DORENE QUINN — CHOLLA SKELETON REGENERATION

This installation of altered cholla skeletons represent the artist working to collaborate with nature as an act of preservation and protection. The “skeletons” were gathered from around the artist’s property in Morongo Valley and are symbolically regenerated using wire cloth and cotton and recycled paper fiber to reinforce and extend the forms. These additions strengthen and protect the unique branch structures, projecting the artist's reverence and delight in the remarkable forms that nature generates in our desert.

HEIDI SCHWEGLER — FAMILIAR

There's something empowering about understanding how the body can be strengthened, repaired, and transformed — that we possess the ability to pursue therapy to alter our minds, and consciously choose to adapt. In this project, the artist has sculpted her “familiar” — a spiritual alter ego closely tied to the self, often manifesting as an animal. She blends her form with the spirits of the desert: the coyote, mountain lion, and roadrunner, intertwined with the resilient cholla and found desert detritus. Set within a wall of boulders, this piece explores the intricate relationship between humans and the Mojave Desert. Using sculptural techniques and digital tools, the work highlights the drive for survival amid climate change, echoing each creature's (and plant’s) struggle to just not die.

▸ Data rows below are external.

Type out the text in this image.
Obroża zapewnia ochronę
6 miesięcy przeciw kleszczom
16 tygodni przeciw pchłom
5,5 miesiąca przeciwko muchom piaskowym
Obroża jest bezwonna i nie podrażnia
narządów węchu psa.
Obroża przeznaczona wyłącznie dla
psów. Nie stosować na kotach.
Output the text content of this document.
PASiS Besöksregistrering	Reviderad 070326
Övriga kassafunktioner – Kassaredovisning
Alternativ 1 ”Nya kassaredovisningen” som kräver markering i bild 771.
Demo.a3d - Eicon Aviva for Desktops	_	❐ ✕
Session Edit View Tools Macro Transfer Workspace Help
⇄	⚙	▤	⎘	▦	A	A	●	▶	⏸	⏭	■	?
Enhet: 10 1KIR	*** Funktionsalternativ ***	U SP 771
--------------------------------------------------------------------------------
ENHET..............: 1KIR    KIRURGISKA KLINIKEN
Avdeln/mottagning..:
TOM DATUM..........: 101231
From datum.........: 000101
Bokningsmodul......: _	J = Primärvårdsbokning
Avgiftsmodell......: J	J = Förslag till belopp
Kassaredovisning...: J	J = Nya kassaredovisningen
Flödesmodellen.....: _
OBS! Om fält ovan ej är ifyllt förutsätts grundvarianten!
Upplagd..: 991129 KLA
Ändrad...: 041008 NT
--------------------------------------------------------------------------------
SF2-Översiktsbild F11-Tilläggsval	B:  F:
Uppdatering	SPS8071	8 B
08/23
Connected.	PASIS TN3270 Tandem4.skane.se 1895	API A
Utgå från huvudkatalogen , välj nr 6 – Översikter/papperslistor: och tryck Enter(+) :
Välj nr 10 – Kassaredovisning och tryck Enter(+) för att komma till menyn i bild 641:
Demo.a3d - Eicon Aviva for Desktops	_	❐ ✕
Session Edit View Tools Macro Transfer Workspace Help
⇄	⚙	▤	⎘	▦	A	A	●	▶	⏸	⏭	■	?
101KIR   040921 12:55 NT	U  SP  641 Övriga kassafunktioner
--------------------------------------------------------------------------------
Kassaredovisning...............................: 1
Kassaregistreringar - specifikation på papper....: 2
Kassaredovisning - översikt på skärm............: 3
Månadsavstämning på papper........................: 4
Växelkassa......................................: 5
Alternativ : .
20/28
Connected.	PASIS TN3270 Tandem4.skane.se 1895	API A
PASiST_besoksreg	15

NICOLA VRUWINK — RE-FUSE(D)

This series of totemic forms, created by hand using traditional craft and construction techniques, explores the interplay and the tensions between environmental preservation and human intervention. Built from materials sourced from the environment and remnants from the artist’s practice, the geometric forms address sustainability, adaptation, resilience, and the complex relationship between humans and the desert landscape. They emphasize cycles of creation and destruction, serving as both a metaphor for transformation and a commentary on the physical and psychological sustainability of artistic practices.